BELARUS NEWS AND ANALYSIS

DATE:

27/04/2010

Lithuanian premier suspicious of Russia and Belarus nuclear plans

Vilnius - Lithuanian Prime Minister Andrius Kubilius expressed concern Tuesday over plans by Russia and Belarus to build nuclear power plants close to his country's borders, while insisting that Lithuania's own plans for a nuclear facility will go ahead.

"We are quite concerned about the plans in Russia and Belarus," Kubilius said while speaking on Lithuanian national radio. "If they were to be constructed, we would face considerable environmental challenges."

Russia has plans to build two nuclear reactors in its Baltic exclave of Kaliningrad between Lithuania and Poland, while authorities in Belarus have been surveying locations around Michaliskes, 20 kilometres from the Lithuanian border, with a view to constructing their own nuclear plant.

Kubilius' comments came one day after green activists in Lithuania protested on the 24th anniversary of the Chernobyl disaster against the planned construction of a new nuclear power plant near the town of Visaginas in the north of the country.

However, Kubilius suggested the protests had an ulterior motive.

"When I see that rallies are held not to show concern for the plants in Belarus and Russia, but for the one to be built in Visaginas, I'm left thinking that this was the intention behind announcing projects in Russia and Belarus," he said.

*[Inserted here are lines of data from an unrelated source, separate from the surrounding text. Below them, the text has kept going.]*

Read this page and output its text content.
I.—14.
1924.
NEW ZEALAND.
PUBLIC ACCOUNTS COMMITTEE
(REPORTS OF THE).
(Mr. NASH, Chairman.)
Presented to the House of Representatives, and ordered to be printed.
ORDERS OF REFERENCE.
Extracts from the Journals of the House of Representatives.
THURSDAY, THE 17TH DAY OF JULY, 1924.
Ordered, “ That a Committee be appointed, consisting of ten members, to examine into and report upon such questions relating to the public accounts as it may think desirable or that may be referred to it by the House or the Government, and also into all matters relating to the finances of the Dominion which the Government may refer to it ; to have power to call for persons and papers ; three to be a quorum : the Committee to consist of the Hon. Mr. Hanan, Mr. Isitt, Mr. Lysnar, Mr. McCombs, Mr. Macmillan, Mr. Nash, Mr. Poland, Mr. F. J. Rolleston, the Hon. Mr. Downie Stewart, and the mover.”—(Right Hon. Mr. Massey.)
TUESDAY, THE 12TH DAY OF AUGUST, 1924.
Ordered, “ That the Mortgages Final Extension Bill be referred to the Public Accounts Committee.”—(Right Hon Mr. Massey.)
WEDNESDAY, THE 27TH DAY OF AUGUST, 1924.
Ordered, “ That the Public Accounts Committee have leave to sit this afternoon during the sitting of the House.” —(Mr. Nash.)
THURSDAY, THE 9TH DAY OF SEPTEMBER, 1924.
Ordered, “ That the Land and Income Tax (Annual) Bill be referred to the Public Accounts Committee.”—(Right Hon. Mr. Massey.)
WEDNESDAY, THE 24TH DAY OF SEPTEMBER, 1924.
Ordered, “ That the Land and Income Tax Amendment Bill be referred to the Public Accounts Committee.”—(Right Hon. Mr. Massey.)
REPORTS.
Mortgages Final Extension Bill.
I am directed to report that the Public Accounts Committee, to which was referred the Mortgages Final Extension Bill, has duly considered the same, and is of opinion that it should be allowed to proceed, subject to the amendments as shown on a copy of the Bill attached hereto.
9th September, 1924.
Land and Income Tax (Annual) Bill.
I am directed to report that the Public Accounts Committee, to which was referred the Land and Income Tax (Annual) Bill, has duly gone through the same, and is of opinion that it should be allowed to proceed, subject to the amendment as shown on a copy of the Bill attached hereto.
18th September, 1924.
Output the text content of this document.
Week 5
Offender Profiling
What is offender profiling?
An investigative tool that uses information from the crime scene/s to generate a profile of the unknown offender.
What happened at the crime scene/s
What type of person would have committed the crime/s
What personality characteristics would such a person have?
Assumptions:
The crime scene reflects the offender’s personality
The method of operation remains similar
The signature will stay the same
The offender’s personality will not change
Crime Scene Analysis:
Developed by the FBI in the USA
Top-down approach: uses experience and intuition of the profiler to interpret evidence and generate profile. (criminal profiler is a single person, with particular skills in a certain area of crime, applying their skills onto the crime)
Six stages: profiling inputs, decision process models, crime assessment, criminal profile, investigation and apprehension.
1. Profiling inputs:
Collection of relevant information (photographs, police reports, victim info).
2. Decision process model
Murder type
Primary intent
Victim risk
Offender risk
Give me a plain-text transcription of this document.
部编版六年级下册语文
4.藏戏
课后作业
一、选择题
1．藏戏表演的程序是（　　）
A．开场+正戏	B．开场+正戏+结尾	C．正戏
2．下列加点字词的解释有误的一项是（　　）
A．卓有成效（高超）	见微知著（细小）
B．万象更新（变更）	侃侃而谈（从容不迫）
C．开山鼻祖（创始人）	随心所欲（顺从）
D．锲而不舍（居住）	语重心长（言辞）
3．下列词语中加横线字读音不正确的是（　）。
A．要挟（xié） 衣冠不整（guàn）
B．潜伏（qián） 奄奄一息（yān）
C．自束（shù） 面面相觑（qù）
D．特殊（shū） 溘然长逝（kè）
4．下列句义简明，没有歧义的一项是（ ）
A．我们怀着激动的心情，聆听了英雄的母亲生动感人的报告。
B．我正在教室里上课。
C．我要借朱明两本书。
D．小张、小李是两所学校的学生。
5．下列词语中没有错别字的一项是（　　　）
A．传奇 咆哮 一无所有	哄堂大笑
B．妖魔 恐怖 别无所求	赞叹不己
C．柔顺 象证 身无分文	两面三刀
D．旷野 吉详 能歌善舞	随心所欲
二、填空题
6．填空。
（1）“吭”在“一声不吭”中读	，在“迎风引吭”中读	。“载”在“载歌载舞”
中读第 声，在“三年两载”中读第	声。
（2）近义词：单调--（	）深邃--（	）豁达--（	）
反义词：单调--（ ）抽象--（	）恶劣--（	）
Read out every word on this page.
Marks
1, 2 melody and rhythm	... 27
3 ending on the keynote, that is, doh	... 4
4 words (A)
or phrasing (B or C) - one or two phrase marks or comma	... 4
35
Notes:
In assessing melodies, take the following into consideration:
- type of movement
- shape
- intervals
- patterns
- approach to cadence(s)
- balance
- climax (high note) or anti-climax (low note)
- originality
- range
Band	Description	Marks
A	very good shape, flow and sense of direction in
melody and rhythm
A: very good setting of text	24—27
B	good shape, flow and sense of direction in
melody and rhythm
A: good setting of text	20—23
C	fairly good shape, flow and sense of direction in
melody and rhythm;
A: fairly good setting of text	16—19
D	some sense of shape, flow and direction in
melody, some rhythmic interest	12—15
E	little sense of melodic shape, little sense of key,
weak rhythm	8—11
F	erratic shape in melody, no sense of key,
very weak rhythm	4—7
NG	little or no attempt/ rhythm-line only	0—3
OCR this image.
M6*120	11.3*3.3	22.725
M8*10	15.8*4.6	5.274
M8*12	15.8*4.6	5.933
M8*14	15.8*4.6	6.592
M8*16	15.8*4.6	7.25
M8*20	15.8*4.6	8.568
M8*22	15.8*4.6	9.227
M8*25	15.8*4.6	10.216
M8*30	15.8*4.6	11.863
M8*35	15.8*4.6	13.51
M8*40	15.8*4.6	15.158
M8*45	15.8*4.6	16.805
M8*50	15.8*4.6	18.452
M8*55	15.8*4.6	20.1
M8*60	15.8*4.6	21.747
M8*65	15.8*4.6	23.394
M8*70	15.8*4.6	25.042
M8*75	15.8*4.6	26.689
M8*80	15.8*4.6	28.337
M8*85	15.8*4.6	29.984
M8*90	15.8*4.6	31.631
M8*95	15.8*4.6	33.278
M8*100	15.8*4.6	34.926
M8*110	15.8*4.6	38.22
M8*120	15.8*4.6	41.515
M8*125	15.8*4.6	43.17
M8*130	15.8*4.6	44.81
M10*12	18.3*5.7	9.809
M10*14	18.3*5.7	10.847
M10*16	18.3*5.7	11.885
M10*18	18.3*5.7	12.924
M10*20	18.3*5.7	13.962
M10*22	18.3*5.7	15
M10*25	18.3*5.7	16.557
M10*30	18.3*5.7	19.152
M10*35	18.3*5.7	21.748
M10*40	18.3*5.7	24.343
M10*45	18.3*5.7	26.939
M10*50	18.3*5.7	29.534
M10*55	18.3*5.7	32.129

The new Lithuanian facility, which comes with an estimated cost of around 4 billion dollars and an anticipated completion date of 2018, will replace the Ignalina nuclear power plant, which was shut down on December 31, 2009.

Closing Ignalina's Chernobyl-type reactors was one of the conditions under which Lithuania joined the European Union in 2004. Work is continuing on dismantling the Soviet-era plant and disposing of its waste - a process expected to take 30 years.

If all three countries' projects were to be constructed, they would be within 200 kilometres of each other and could produce far more energy than the region would realistically need, experts say.